The ex_tcb class hierarchy is used to represent compile-time state of relational operators. The query plan is represented as a tree of ex_tcb objects. Each node in the plan is some leaf in this class hierarchy which represents the semantics of a particular operator. At fix-up time, Trafodion creates a parallel hierarchy of ex_tdb objects which contain the run-time state of particular operators. For most operators, there is a one-to-one correspondence between an ex_tcb object and an ex_tdb object. Exceptions are operators that deal with parallelized inter-process communication. For example, the "split bottom" operator combines n partitions of a stream of data from lower level fragments into one stream in the current, parent fragment. There is one ex_tdb object for each of the partitions, but one ex_tcb object for the operator as a whole.

ex_clause Class Hierarchy

The ex_clause class is the base class for all individual scalar operations. A scalar expression consists of a sequence of objects from the ex_clause hierarchy. Both compile time and run-time state may be stored within an ex_clause object.

...

There does not seem to be any advantage in using ex_like_clause_base as a base class for REGEXP also, nor does there seem to be a useful run-time abstraction common to LIKE and REGEXP beyond that already represented by ex_clause. Too, we decided not to do a run-time implementation for double-byte character set values; instead we decided to translate these values to UTF8 in the query plan. We will create a class hierarchy ExRegexpClauseBase that parallels the ex_like_clause_base class, but lacking a double-byte leaf class.

Memory Management

The Compiler and Executor use an optimized memory management scheme. Both create many objects per SQL statement. We sometimes avoid the overhead of calling the destructors on most of these objects by placing them in customized heaps, which we simply throw away en masse.

...

For another example, if we have a class that does not inherit from NABasicObject, we must be very careful about using such a class from an Executor class to avoid memory and other resource leaks. In our example, we are using a class RE2 from the RE2 package. If we create this object as a stack variable, we are assured it will be destroyed when it goes out of scope. On the other hand, if we wish to create this object on the C++ heap, we must track its creation outside the plan fragment, and have the agent that destroys the plan fragment's heap destroy this object also.

Error Messages

Our implementation will result in some new error checks. Also, in doing the work incrementally from the parser forward, we will want to issue a stub error message at the point where our changes stop. So, here is some general information about error message generation and handling in the Compiler and Executor.
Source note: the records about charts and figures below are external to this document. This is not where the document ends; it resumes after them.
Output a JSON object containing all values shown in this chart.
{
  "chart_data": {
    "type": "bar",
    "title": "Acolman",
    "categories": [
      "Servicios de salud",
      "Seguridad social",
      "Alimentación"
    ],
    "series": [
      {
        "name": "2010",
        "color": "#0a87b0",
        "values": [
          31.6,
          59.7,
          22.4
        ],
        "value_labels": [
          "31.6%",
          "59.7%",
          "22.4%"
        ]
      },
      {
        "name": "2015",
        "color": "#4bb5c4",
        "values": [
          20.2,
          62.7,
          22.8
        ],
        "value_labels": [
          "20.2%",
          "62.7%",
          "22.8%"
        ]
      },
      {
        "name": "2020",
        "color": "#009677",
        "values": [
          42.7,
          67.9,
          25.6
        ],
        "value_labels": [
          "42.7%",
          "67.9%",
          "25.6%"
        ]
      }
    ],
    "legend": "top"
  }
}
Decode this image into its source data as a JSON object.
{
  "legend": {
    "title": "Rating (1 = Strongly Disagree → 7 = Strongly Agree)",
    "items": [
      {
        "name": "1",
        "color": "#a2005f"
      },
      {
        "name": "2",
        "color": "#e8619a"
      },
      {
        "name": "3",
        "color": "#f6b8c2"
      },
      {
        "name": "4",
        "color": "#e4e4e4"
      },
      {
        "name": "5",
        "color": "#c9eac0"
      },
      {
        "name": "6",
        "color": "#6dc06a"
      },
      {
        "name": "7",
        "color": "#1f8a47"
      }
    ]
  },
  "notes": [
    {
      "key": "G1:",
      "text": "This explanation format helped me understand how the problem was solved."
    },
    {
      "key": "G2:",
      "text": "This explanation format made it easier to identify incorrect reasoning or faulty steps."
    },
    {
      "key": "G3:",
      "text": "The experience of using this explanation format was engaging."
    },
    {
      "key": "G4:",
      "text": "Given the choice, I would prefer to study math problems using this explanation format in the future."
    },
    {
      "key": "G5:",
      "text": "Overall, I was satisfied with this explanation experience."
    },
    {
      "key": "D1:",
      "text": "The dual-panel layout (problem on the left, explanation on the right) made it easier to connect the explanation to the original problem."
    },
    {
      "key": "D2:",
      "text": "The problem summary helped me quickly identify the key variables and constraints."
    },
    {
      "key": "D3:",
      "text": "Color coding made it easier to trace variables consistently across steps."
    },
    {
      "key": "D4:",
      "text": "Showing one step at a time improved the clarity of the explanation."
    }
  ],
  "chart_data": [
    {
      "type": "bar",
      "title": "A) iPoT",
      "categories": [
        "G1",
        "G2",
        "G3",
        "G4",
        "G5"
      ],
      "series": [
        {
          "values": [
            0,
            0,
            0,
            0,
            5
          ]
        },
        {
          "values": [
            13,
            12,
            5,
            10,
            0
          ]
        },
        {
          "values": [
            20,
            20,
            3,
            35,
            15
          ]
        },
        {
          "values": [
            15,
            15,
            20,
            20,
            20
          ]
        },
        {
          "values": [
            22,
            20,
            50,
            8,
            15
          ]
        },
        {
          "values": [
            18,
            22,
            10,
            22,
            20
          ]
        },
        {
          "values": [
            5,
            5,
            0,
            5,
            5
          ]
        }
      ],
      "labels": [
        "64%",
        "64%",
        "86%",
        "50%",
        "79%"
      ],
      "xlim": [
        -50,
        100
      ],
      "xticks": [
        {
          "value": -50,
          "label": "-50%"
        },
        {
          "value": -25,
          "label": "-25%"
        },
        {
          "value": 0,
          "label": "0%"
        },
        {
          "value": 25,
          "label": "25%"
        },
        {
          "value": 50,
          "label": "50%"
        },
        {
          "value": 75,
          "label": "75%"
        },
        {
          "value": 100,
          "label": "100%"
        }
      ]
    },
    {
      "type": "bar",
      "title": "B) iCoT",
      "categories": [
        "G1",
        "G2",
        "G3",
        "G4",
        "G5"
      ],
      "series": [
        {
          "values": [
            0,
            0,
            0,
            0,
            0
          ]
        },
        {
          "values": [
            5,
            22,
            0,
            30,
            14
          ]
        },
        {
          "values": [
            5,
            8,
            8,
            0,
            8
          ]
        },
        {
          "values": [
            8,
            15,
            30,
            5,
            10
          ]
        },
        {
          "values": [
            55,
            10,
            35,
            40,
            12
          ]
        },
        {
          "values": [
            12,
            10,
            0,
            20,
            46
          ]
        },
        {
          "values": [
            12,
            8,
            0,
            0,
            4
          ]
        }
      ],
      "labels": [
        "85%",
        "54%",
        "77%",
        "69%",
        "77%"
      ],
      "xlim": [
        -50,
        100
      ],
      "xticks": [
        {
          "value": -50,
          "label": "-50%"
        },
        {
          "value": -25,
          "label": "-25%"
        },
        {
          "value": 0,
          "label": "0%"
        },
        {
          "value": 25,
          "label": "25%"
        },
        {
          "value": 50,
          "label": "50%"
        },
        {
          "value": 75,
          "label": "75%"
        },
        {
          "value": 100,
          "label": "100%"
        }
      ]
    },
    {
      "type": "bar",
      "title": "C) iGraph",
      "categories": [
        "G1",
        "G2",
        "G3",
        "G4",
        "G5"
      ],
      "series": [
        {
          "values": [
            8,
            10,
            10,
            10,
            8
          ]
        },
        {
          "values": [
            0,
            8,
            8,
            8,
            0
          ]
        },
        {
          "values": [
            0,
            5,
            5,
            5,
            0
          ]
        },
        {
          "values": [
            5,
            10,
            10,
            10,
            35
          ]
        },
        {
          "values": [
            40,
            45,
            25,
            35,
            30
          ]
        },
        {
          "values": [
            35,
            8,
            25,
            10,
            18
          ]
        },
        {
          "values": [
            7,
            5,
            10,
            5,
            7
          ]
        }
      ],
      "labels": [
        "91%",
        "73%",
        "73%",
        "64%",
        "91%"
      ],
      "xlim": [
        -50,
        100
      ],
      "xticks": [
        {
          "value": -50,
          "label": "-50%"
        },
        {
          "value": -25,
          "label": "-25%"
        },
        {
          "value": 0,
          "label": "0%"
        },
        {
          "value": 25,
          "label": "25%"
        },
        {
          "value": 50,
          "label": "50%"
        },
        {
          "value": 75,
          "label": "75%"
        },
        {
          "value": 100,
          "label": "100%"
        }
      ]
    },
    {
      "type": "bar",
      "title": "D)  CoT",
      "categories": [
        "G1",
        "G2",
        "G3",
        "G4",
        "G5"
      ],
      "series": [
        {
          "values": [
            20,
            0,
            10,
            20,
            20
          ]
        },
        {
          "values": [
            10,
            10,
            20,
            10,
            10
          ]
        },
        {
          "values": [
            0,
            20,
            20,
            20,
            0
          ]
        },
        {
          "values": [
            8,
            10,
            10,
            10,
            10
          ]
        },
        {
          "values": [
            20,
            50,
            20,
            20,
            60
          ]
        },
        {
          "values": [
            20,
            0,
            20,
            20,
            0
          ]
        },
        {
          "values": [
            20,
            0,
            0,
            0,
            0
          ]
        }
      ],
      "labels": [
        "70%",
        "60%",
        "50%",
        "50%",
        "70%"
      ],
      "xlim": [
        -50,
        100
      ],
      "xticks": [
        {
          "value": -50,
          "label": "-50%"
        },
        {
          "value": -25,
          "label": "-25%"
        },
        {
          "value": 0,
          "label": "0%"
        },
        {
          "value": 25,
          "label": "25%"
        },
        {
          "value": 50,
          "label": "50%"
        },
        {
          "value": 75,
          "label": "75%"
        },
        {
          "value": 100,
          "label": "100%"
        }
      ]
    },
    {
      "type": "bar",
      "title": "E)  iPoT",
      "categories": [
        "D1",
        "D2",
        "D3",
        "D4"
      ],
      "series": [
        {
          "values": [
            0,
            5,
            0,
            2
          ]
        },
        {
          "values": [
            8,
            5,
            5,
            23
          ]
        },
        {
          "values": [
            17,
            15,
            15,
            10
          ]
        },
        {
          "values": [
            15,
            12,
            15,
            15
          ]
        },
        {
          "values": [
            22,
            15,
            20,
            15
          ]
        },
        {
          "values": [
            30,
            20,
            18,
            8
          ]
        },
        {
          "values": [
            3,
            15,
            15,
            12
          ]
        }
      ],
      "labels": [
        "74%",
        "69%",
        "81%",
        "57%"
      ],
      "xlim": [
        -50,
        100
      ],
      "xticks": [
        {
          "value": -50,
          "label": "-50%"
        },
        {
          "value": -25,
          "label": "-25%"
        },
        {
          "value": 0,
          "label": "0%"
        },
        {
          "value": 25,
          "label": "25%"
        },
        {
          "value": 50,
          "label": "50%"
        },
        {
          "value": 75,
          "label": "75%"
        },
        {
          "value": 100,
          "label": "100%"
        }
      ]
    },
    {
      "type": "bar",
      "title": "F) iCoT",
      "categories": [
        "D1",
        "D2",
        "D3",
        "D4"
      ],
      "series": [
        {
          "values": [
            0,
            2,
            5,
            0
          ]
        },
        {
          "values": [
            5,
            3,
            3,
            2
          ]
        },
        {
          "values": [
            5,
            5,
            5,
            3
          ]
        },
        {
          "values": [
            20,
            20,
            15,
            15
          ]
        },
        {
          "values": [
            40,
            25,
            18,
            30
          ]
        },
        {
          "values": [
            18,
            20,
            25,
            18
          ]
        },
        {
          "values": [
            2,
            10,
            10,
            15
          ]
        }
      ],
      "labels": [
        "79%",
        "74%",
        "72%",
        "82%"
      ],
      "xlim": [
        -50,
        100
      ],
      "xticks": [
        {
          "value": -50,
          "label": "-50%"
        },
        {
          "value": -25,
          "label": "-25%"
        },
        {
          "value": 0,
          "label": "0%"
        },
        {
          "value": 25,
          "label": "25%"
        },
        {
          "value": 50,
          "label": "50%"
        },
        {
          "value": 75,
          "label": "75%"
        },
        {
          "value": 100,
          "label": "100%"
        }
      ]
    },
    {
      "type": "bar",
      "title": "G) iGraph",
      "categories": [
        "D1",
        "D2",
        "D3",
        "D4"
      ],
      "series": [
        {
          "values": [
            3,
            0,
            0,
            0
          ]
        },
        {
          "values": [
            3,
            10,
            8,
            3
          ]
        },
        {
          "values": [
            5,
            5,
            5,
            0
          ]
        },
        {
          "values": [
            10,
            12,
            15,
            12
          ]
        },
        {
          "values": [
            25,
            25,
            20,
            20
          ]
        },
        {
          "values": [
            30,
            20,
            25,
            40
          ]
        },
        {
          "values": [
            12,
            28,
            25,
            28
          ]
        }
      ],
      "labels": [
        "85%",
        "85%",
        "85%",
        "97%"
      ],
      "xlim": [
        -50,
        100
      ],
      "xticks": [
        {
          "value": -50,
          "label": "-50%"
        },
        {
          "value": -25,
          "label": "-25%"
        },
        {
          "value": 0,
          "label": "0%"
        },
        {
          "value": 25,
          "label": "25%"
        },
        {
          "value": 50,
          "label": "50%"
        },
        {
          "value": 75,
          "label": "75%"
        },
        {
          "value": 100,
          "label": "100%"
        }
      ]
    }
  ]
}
The Compiler and Executor both use class ComDiagsArea to manage error information. The execution model in both is that when an error occurs, information about the error is inserted into ComDiagsArea, and the calling method typically returns. Later processing often checks to see if any errors have been raised before proceeding.

Creating an Error

To create an error, one uses the << operator to insert a stream of DgBase objects into a ComDiagsArea object. DgBase is a class hierarchy; the leaf classes define different tokens associated with the error. The first DgBase object in the stream is a DgSqlCode object which gives the (integer) SQL error code associated with the error. The remaining DgBase objects vary depending on what SQL error is raised. For example, an error complaining that a column does not exist in a given table would have a DgColumnName object naming the column, and a DgTableName object naming the table. Below is example code creating an error taken from sql/optimizer/BindItemExpr.cpp:

...

The ComDiagsArea class definition and the declaration of the << operator are in file sql/export/ComDiagsArea.h. One interesting thing to note about ComDiagsArea is that it inherits from IpcMessageObj. This is because we sometimes pass error information across process boundaries. The DgBase class hierarchy is defined in file sql/common/DgBaseType.h.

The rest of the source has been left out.